とにかく冷たい! 気持ちいいけど冷たい!
滝鑑賞であれば、他でもできますが、陣馬の滝の素晴らしいのは、その滝壺近くまで近づけ、清流の中に踏み入れ、水遊びできる点です。崖にそれほど高低差がなく、一番太いそれを除いては、打たれることだってできます。ただし問題は水圧では無く、その冷たさ。水温10度ぐらいなので、1分も打たれれば、がたがた震えること、うけあいです。清流も同様で、とにかく冷たい! 気持ちいいけど冷たい! きれいだけど冷たい! だから飛び込むのはラッシュガードを着た子どもぐらい。それも、すぐに笑顔凍てつき、腕を前で合わせ、唇を紫色にして、上がってきます。泳いでいる人はほぼ、いません。
クルマで都心から2時間半で、ここまで滝に親しめる水場は、そうそうないと思います。滝壺から下流への流れも穏やか。高低差がなくフラットで、下流しばらくには渓谷もないから、安心です。
水は富士山に降り積もる雪が融け、いったん地下に吸収された後の湧水と、五斗目木川(ごとめきがわ)上流とのブレンドだから、冷たいのです。

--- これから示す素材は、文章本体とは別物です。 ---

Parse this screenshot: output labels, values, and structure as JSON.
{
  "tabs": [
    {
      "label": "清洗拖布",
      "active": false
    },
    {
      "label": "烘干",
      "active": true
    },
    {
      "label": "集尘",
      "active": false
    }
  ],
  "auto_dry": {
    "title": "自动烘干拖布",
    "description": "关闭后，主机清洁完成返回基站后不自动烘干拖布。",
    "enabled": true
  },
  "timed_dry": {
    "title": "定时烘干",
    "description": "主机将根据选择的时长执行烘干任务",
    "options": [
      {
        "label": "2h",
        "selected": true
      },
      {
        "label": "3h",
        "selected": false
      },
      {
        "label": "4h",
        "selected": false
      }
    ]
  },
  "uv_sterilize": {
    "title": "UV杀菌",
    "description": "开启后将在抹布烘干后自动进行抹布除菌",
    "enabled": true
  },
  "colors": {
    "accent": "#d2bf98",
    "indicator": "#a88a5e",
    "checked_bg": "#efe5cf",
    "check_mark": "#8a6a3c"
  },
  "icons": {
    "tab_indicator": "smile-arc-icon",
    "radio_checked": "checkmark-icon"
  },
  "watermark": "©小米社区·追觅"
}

なぜ陣馬の滝かといえば、建久9(1193)年に源頼朝がこの滝近くに一夜の陣を敷いたから。
その夜、滝壺からドンドンと太鼓を打つ音がしたので、家来に滝壺を探らせると、中から太鼓の胴のような石が出てきたとそうです。この石は現在も、近くの遠照寺(おんしょうじ)の境内に保管されています。